The main villa dates to 1712, though it’s been reimagined and expanded substantially over the years.
It spans 13,000 square feet and features seven en suite bedrooms across three wings, as well as expansive verandas, stone courtyards and rows of louvered doors in gay Caribbean pastels.
In the 1970s, when the home was owned by Charles Graves—brother of British poet Robert Graves—it was reimagined by stage designer Oliver Messel, one of the foremost theater designers of the last century. Messel expanded the home, added a lagoon pool with a natural waterfall and other theatrical features, according to Braden.
“The whole place is a little bit magical,” he said.
The home sits about 350 feet above the water, and surrounded by lush gardens that slope towards the water.
“We look down through our garden—which is about 12 acres of tropical gardens and palm trees and wonderful old mahogany trees—onto the Caribbean,” Braden said.
He and his wife first saw the property on New Year’s Eve 2013, during a quick trip from where they were staying in Grenada.
The couple spent an hour walking the perimeter, some of it still untouched jungle, in the pouring rain.
“By the time we got back, I had fallen in love with it,” Braden said.
His wife, however, wasn’t so sure. But in Braden’s telling, a second visit in sunnier weather with two of their children brought her around.

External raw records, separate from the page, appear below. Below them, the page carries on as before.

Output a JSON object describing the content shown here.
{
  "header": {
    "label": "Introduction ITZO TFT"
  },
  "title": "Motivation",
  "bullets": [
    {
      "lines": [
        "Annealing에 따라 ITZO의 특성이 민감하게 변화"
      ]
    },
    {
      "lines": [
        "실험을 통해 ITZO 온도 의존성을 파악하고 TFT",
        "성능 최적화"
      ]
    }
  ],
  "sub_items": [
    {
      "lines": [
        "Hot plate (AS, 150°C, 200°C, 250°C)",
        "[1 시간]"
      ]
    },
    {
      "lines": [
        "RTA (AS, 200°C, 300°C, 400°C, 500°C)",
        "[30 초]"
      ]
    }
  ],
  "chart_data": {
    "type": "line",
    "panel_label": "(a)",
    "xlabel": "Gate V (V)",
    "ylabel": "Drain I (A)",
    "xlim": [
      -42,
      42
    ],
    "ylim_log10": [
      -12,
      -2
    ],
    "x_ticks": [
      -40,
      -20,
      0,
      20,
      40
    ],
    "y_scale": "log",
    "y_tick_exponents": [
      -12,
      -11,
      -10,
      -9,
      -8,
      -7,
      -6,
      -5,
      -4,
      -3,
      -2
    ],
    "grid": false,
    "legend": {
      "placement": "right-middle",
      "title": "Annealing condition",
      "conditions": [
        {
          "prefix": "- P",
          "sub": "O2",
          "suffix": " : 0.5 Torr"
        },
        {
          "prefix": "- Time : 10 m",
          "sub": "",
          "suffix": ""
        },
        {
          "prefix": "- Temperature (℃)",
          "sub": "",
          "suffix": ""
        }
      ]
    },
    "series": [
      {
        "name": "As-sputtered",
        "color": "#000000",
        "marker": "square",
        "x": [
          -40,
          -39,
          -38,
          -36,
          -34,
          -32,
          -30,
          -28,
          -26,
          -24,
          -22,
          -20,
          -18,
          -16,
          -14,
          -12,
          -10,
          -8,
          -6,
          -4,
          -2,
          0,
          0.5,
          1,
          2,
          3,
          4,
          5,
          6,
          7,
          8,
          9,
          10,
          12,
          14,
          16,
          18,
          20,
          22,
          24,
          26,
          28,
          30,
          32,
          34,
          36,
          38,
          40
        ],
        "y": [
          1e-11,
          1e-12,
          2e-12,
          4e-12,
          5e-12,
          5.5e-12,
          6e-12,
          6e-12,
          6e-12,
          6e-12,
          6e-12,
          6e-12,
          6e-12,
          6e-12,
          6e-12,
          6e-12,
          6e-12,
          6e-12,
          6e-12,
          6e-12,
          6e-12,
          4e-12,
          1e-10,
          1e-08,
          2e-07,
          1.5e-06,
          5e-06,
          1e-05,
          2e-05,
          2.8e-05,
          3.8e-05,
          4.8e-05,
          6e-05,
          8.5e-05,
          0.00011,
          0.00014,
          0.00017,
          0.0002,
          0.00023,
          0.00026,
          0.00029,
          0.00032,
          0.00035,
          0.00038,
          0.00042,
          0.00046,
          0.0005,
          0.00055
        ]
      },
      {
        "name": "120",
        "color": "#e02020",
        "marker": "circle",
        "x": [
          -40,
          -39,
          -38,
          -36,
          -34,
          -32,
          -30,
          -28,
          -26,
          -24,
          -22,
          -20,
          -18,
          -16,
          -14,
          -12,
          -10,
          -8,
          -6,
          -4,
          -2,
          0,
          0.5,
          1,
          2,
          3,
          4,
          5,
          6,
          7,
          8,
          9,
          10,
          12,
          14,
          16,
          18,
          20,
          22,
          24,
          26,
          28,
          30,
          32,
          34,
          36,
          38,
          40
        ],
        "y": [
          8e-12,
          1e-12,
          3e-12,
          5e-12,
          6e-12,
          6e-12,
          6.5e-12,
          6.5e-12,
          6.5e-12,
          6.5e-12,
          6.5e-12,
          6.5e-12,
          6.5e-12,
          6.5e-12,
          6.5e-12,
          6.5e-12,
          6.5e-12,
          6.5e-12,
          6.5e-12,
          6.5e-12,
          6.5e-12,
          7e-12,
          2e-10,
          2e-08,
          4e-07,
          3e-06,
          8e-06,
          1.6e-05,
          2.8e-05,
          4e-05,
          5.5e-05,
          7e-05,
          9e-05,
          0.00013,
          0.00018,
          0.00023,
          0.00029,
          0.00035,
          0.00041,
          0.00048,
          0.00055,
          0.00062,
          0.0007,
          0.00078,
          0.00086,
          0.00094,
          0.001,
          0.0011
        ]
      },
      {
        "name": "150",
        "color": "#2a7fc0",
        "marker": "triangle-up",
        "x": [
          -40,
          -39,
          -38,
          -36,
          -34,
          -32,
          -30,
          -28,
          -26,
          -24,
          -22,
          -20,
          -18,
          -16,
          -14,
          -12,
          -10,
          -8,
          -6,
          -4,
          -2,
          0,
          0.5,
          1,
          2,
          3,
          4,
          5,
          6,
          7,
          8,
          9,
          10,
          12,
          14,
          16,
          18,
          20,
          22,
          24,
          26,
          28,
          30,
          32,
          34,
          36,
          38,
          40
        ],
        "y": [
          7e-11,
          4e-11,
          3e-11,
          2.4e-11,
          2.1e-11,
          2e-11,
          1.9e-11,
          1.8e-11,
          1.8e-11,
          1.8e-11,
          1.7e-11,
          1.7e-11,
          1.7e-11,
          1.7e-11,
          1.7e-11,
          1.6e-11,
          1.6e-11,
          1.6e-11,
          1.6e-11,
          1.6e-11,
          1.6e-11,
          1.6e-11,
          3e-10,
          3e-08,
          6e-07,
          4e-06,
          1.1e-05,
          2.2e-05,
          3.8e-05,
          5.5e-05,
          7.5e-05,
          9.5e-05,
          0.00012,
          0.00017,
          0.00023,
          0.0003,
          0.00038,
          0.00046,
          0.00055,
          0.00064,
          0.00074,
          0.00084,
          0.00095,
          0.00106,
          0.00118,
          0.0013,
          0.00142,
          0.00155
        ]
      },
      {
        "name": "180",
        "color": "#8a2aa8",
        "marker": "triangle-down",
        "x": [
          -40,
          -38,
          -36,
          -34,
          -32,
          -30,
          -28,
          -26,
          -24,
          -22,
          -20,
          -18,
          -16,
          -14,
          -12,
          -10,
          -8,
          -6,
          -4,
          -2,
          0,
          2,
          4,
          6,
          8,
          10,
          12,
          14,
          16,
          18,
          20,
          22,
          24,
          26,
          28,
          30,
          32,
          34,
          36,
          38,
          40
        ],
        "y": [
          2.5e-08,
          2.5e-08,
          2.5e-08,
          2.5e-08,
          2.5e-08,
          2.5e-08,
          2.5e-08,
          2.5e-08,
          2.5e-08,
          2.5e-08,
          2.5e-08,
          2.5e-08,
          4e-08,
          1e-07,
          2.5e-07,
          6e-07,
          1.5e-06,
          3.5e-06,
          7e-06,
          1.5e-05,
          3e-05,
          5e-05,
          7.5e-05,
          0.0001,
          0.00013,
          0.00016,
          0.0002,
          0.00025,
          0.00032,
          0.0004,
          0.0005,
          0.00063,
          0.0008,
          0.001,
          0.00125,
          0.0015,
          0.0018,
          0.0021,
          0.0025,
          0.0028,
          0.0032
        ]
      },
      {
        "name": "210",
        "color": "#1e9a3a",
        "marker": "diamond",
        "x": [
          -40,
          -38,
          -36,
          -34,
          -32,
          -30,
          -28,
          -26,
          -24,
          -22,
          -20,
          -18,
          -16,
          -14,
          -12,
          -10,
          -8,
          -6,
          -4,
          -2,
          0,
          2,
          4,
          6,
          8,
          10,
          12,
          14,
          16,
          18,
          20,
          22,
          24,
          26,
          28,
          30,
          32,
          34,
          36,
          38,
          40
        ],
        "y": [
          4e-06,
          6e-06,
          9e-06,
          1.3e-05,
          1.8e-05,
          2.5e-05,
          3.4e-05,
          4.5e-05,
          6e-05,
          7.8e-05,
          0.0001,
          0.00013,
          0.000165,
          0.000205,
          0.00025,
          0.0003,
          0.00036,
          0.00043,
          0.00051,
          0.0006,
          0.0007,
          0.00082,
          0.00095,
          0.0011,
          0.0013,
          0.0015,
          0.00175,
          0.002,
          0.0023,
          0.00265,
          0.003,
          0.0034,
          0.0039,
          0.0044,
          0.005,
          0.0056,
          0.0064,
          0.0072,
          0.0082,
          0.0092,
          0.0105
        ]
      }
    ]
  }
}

“She had to be talked into that it was a jolly good idea; now she absolutely loves it,” he said.
When they bought the property, the edge that runs along the waterfront was a jungle, so they cleared the ridge and transformed it into gardens.
They also bought an additional sea-level parcel with two beach cottages, giving the property direct access to the water and the town below via a five-minute walk.
The property also has a 15-person staff, a reflecting pond, an outdoor pavilion suitable for yoga and a commercial grade kitchen that can serve more than 100 guests, according to a brochure from Knight Frank, which posted the listing in March. They did not provide further comment.
For Braden, the property is special because of its natural beauty, its proximity to the town of Saint Lucy and its history—which dates way way back to when the island of Barbados was first formed via tectonic activity.
“It was basically tectonic plates that collided about a million years ago so the seabed is the top of the hill,” Braden said. “We’re on coral rock.”
As a result, Fustic Estate includes an extensive network of caves that were likely used by the Arawaks, a Venezuelan fishing tribe that followed the fish to these islands about a thousand years ago.
“If the fish were good they’d camp here,” Braden said. “There’s evidence that they stayed there in those caves, they lived there in good winters.”
Now it’s someone else’s turn to live on the land shared by Arawaks, the plantation owners of 1712, Charles Graves and the Braden brood.